While Payton didn’t specifically mention Hackett, he made it clear how much he loathed the approach to practice that included having one “jog-through” day every three sessions. He noted to Bell that in camp, the team would play “tackle football.”
He didn’t spare others, either.
“It doesn’t happen often where an NFL team or organization gets embarrassed,” Payton said. “And that happened here. Part of it was their own fault, relative to spending so much (expletive) time trying to win the offseason – the PR, the pomp and circumstance, marching people around and all this stuff.”
But Russell Wilson was.
When the subject of Wilson’s team — including his personal QB coach, Jake Heaps — having the run of the building arose, Payton pointed the finger of blame at those who gave the green light to such unfettered access.
“That wasn’t his fault,” Payton said. “That was the parents who allowed it. That’s not an incrimination on him, but an incrimination on the head coach, the GM, the president and everybody else who watched it all happen.”
The on-site office wasn’t a big deal in Payton’s eyes.
“Now, a quarterback having an office and a place to watch film is normal. But all those things get magnified when you’re losing. And that other stuff, I’ve never heard of it. We’re not doing that.”
Of Wilson himself, Payton said, “He’s still got gas in the tank.”
What happened last year with Wilson? Payton expounded.

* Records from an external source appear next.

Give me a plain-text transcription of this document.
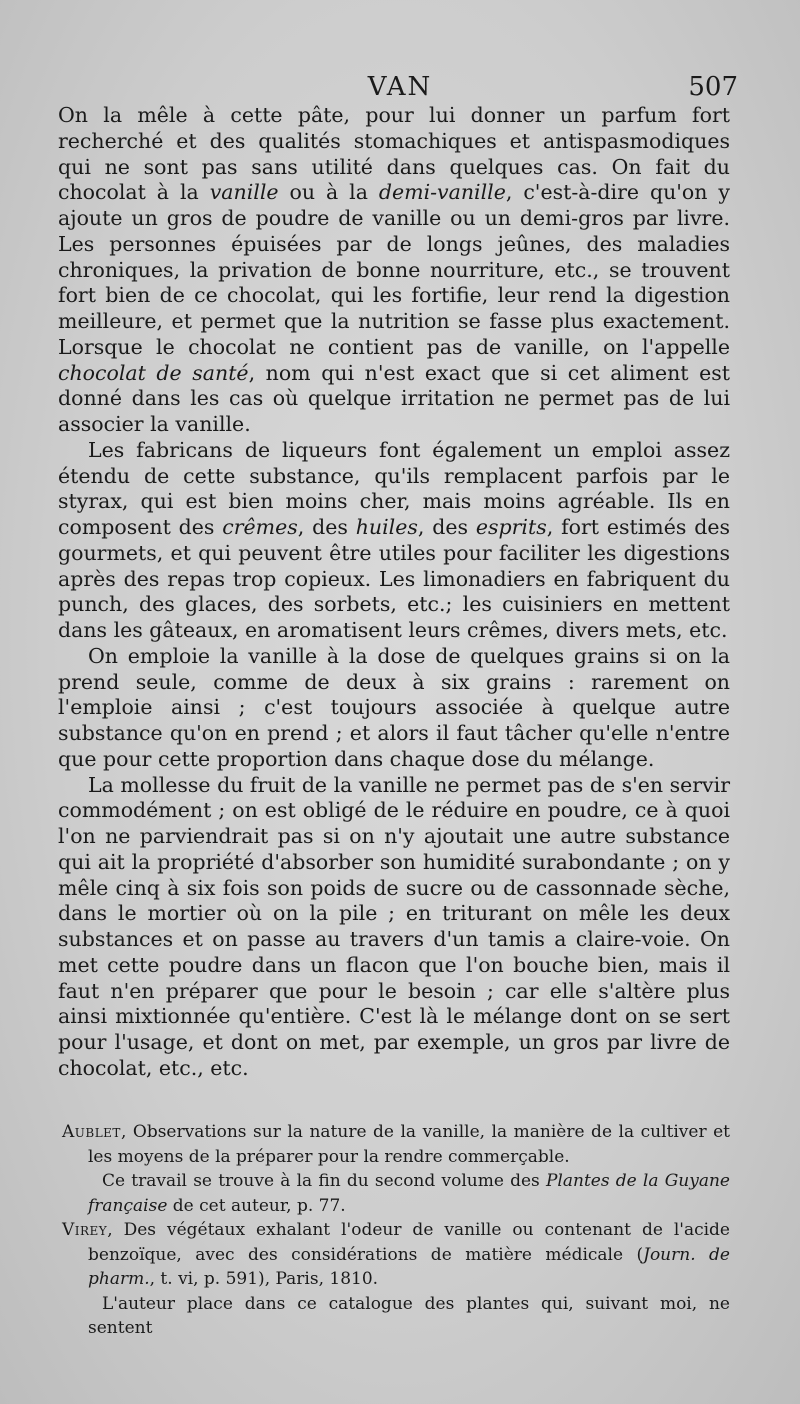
VAN	507

On la mêle à cette pâte, pour lui donner un parfum fort recherché et des qualités stomachiques et antispasmodiques qui ne sont pas sans utilité dans quelques cas. On fait du chocolat à la vanille ou à la demi-vanille, c'est-à-dire qu'on y ajoute un gros de poudre de vanille ou un demi-gros par livre. Les personnes épuisées par de longs jeûnes, des maladies chroniques, la privation de bonne nourriture, etc., se trouvent fort bien de ce chocolat, qui les fortifie, leur rend la digestion meilleure, et permet que la nutrition se fasse plus exactement. Lorsque le chocolat ne contient pas de vanille, on l'appelle chocolat de santé, nom qui n'est exact que si cet aliment est donné dans les cas où quelque irritation ne permet pas de lui associer la vanille.

Les fabricans de liqueurs font également un emploi assez étendu de cette substance, qu'ils remplacent parfois par le styrax, qui est bien moins cher, mais moins agréable. Ils en composent des crêmes, des huiles, des esprits, fort estimés des gourmets, et qui peuvent être utiles pour faciliter les digestions après des repas trop copieux. Les limonadiers en fabriquent du punch, des glaces, des sorbets, etc.; les cuisiniers en mettent dans les gâteaux, en aromatisent leurs crêmes, divers mets, etc.

On emploie la vanille à la dose de quelques grains si on la prend seule, comme de deux à six grains : rarement on l'emploie ainsi ; c'est toujours associée à quelque autre substance qu'on en prend ; et alors il faut tâcher qu'elle n'entre que pour cette proportion dans chaque dose du mélange.

La mollesse du fruit de la vanille ne permet pas de s'en servir commodément ; on est obligé de le réduire en poudre, ce à quoi l'on ne parviendrait pas si on n'y ajoutait une autre substance qui ait la propriété d'absorber son humidité surabondante ; on y mêle cinq à six fois son poids de sucre ou de cassonnade sèche, dans le mortier où on la pile ; en triturant on mêle les deux substances et on passe au travers d'un tamis a claire-voie. On met cette poudre dans un flacon que l'on bouche bien, mais il faut n'en préparer que pour le besoin ; car elle s'altère plus ainsi mixtionnée qu'entière. C'est là le mélange dont on se sert pour l'usage, et dont on met, par exemple, un gros par livre de chocolat, etc., etc.

Aublet, Observations sur la nature de la vanille, la manière de la cultiver et les moyens de la préparer pour la rendre commerçable.

Ce travail se trouve à la fin du second volume des Plantes de la Guyane française de cet auteur, p. 77.

Virey, Des végétaux exhalant l'odeur de vanille ou contenant de l'acide benzoïque, avec des considérations de matière médicale (Journ. de pharm., t. vi, p. 591), Paris, 1810.

L'auteur place dans ce catalogue des plantes qui, suivant moi, ne sentent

“Oh, man. There’s so much dirt around that. There’s 20 dirty hands, for what was allowed, tolerated in the fricking training rooms, the meeting rooms. The offense. I don’t know Hackett. A lot of people had dirt on their hands. It wasn’t just Russell. He didn’t just flip. He still has it. This B.S. that he hit a wall? Shoot, they couldn’t get a play in. They were 29th in the league in pre-snap penalties on both sides of the ball.”
And by doing the opposite, Payton expects the opposite result.

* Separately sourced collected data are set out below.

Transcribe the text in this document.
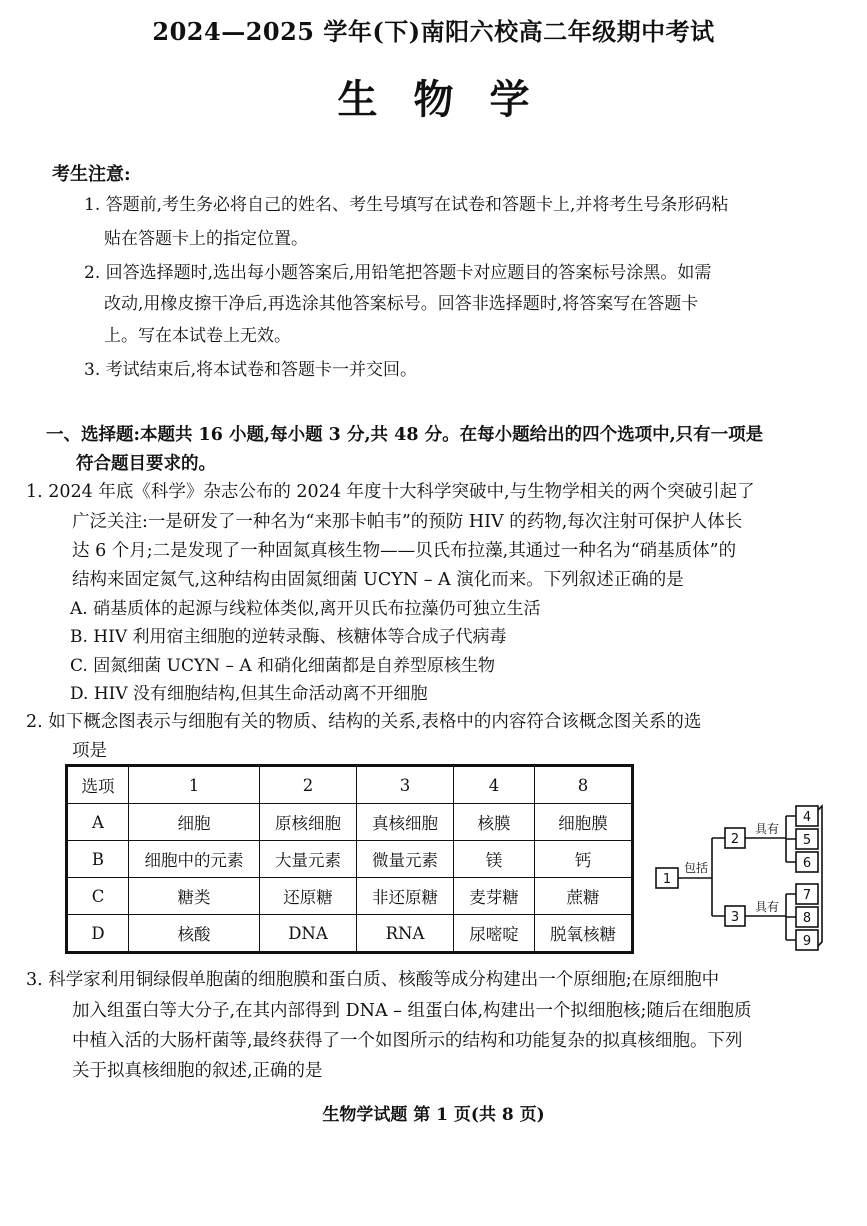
2024—2025 学年(下)南阳六校高二年级期中考试
生物学
考生注意:
1. 答题前,考生务必将自己的姓名、考生号填写在试卷和答题卡上,并将考生号条形码粘
贴在答题卡上的指定位置。
2. 回答选择题时,选出每小题答案后,用铅笔把答题卡对应题目的答案标号涂黑。如需
改动,用橡皮擦干净后,再选涂其他答案标号。回答非选择题时,将答案写在答题卡
上。写在本试卷上无效。
3. 考试结束后,将本试卷和答题卡一并交回。
一、选择题:本题共 16 小题,每小题 3 分,共 48 分。在每小题给出的四个选项中,只有一项是
符合题目要求的。
1. 2024 年底《科学》杂志公布的 2024 年度十大科学突破中,与生物学相关的两个突破引起了
广泛关注:一是研发了一种名为“来那卡帕韦”的预防 HIV 的药物,每次注射可保护人体长
达 6 个月;二是发现了一种固氮真核生物——贝氏布拉藻,其通过一种名为“硝基质体”的
结构来固定氮气,这种结构由固氮细菌 UCYN – A 演化而来。下列叙述正确的是
A. 硝基质体的起源与线粒体类似,离开贝氏布拉藻仍可独立生活
B. HIV 利用宿主细胞的逆转录酶、核糖体等合成子代病毒
C. 固氮细菌 UCYN – A 和硝化细菌都是自养型原核生物
D. HIV 没有细胞结构,但其生命活动离不开细胞
2. 如下概念图表示与细胞有关的物质、结构的关系,表格中的内容符合该概念图关系的选
项是
选项	1	2	3	4	8
A	细胞	原核细胞	真核细胞	核膜	细胞膜
B	细胞中的元素	大量元素	微量元素	镁	钙
C	糖类	还原糖	非还原糖	麦芽糖	蔗糖
D	核酸	DNA	RNA	尿嘧啶	脱氧核糖
1
2
3
4
5
6
7
8
9
包括
具有
具有
3. 科学家利用铜绿假单胞菌的细胞膜和蛋白质、核酸等成分构建出一个原细胞;在原细胞中
加入组蛋白等大分子,在其内部得到 DNA – 组蛋白体,构建出一个拟细胞核;随后在细胞质
中植入活的大肠杆菌等,最终获得了一个如图所示的结构和功能复杂的拟真核细胞。下列
关于拟真核细胞的叙述,正确的是
生物学试题 第 1 页(共 8 页)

“I’m going to be pissed off if this is not a playoff team,” he said.
And to underscore that message, he had his assistant, Paul Kelly, prepare a video screened to players Tuesday after they arrived. It features baby iguanas running from snakes.
“When these baby iguanas are hatched, they pop their heads out of the sand and they’ve got to get to the cliffs,” Payton said. “There are runner snakes all around, and they feed off the babies.
“So, the message is, ‘We’ve got to hit the ground running. There’s a sense of urgency. Let’s hit the ground running.’”
Which is something the Broncos didn’t do last year.